The South African gaming scene is a rapidly growing phenomenon that has had some recent controversy revolving around support for local servers. Sure, having lower ping is a great experience but overall there is way more to look at, so let’s dive into the concept of South African dedicated servers and look at some of the good, and the bad, aspects of it all.
South African gaming has been plagued with connectivity problems and players experiencing high latency, even to servers hosted just a city away. Popular titles are launching on the global gaming market and every week we are greeted with a new “Bring <insert game name here> to South Africa” and it’s starting to rattle some nerves.
Before we dive into the realities we face as a gaming community, we need to first take a look at some examples of petitions and discussions that are brought up.
The Petitions and Discussions:
- Overwatch South African (African) Servers – Blizzard (Discussion)
- Investigate South African Peering Server Viability for all Blizzard games. (2,179 Supporters)
- PUBG – African Regional Server for PLAYERUNKNOWNS BATTLEGROUNDS (5 Supporters)
- H1Z1 KOTK South African Servers (136 Supporters)
- PUBG South African Server Request (845 Supporters)
- PUBG – Petition for African/South African server! (Discussion)
- Smite – Provide South African servers (391 Supporters)
- League of Legends – Give Africa a Server (2,019 Supporters)
All the above petitions and discussions are focused around getting a “better ping” in-game, which should be only one thing that players look at when diving into competitive play in particular. While ping can play a huge role in a player’s ability to succeed at multiplayer titles, this should not be the main focus of all these petitions as there are a lot of other aspects that the addition of local servers will not solve (and will actually just make worse).
To many gamer, having high latency is probably one of the most common rage-inducing aspects of gaming, and it is extremely frustrating to deal with (so much that we create petitions).
However, each game has its own take of “lag” or “high ping” which can be taken to different levels, each with their own unique twist so let’s have a look at some popular titles in today’s discussion, and which servers they have.
- Battlefield 1 – South African servers were introduced.
- Overwatch – South Africans play on European servers, sorted by lowest ping.
- League of Legends – Players get to choose their region, from European, American and Asian servers.
- Counter-Strike: Global Offensive – Players have a wide range of official and community run servers.

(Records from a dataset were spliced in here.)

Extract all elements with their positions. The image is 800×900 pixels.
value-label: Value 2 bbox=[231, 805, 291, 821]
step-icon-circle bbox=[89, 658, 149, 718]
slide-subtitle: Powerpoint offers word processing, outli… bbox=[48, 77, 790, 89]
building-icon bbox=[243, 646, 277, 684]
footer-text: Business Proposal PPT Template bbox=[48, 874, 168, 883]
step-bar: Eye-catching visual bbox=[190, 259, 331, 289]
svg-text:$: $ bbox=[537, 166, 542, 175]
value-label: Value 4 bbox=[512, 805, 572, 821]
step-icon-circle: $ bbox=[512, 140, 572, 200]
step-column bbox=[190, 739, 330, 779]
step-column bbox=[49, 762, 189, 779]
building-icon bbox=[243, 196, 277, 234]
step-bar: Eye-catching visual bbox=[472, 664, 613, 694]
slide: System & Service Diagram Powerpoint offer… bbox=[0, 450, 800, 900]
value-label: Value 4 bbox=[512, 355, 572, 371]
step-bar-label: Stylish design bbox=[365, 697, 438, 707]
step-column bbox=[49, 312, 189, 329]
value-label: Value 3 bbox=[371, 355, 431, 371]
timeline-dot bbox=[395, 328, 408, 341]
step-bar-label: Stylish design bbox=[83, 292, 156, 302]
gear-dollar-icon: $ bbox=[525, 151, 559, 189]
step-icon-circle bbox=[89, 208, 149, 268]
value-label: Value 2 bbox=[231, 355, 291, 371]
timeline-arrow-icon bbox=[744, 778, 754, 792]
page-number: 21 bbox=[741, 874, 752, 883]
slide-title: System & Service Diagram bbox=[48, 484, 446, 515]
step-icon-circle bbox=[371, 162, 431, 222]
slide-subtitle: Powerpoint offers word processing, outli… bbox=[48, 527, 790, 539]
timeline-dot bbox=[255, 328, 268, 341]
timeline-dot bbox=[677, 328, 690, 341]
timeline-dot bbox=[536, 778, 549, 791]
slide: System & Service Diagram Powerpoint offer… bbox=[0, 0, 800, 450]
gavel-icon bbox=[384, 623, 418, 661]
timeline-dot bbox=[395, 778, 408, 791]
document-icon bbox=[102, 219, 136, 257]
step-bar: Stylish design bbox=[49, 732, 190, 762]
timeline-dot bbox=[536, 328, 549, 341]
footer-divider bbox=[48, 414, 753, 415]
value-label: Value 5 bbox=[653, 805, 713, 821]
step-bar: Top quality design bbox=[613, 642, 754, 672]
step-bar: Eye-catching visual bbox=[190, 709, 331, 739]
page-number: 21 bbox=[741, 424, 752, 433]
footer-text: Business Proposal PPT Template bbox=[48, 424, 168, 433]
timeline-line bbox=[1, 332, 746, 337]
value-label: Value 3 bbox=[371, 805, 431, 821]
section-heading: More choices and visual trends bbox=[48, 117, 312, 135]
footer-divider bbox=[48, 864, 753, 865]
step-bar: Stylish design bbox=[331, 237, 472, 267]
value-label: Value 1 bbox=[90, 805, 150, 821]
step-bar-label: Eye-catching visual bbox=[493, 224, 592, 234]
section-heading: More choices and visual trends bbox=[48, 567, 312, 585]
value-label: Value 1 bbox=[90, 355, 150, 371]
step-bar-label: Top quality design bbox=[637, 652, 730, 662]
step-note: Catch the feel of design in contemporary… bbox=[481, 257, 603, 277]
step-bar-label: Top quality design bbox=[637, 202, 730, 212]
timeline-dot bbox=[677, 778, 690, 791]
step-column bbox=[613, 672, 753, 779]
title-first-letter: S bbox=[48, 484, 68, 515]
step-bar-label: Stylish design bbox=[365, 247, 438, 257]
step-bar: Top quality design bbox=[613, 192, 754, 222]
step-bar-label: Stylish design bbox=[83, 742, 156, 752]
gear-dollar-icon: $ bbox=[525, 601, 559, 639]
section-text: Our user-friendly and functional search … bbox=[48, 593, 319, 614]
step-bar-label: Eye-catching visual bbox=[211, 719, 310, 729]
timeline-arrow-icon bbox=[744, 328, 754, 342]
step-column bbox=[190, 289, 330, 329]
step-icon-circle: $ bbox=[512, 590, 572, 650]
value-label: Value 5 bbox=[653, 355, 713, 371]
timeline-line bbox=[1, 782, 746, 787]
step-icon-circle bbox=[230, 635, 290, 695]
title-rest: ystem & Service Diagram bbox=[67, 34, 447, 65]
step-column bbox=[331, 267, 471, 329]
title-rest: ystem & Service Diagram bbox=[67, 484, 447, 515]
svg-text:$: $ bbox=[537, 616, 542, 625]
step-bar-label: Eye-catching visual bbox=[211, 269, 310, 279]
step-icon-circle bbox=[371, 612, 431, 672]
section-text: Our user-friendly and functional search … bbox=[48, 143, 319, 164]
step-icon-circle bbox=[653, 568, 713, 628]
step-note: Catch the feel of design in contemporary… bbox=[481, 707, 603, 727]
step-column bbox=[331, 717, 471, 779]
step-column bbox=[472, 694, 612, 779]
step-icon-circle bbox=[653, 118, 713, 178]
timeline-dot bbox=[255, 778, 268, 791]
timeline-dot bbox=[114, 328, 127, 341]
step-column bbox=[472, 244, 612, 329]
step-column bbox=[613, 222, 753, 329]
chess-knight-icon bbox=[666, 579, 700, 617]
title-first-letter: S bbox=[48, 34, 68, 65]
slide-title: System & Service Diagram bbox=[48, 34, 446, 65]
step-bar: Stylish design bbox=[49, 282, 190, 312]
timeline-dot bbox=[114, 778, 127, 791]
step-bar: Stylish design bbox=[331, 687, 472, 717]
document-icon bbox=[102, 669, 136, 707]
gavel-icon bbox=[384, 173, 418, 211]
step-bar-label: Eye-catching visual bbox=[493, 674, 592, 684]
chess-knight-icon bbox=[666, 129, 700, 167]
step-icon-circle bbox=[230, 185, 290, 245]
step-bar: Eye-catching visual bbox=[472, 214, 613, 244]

- Playerunknown’s Battleground – Players will be using mostly European and American hosted servers.
- H1Z1: King of the Kill – Players mostly play on European servers.
The Latency and Lag Effects:
As we mentioned in the previous topic, latency or more commonly ping affects each game on a different scale. For example, CS:GO is often unresponsive or feels “sluggish” once players experience a ping of more than 100ms, while games like Overwatch are totally responsive on a 180ms ping mark.
Sure, having the lowest latency possibly does mean that we can have faster responses in games like League of Legends, but often if you work on improving your gear, reaction time and predictions it will benefit you way more than simply getting a lower ping.
Local Servers: Good or Bad?
This brings us to the main topic of the whole article, which all revolves around the South African gaming community and what having a local server means for the title. The main point of argument and reason everybody brings up locals servers up is to lower the ping of the players.
Pros of having a local server:
- Lower Latency, a key issue in being able to play successfully in all of the FPS range games.
- We would be able to play against other South Africans, leaving us to judge how good we are on the local scale.
- We would experience a giant leap in game search time. One of the major enjoyments of the game is to simply spend a few seconds (15-40) to find a game, leaving you right in the action when you want a quick game.
- We would split the community as some players would want to play on the Europe servers anyway.
- Having a local server would once again separate us from the European and Global scene.
Wait time example – If we were to request servers for PUBG which generally requires around 30 players to experience a fully fledged and entertaining battle, we would be left with extremely painful wait times for a game. Sure there may be a thousand players, but these players might not be as active as we like to believe. Not to mention that nobody wants to wait an hour or more just to find a game.
Community Separation Example – If League of Legends got a South African server, chances are some of the “better players” would rather play on European servers to climb the global ladder, rather than sit with the smaller player base where everybody would be Master or Challenger. This means the community will be split into two parts, which benefits nobody.
The Verdict: Having a lower latency for any title is a nice thing to have, but players need to look at the greater picture for their respective titles.
Titles like Battlefield 1, PUBG, Overwatch and League of Legends aren’t as limited by high ping as other titles like Counter-Strike: Global Offensive and the community should focus on growing the local talent rather than separating it from the global stage.
South Africans have finally got some titles that allow us to compete on the international stage, joining the world of esports like we have always dreamed about, and I personally see no reason for players that just want a lower ping to destroy that.
Tl;dr: Some games need local servers, others don’t. Put the community growth above blaming the latency as a limitation.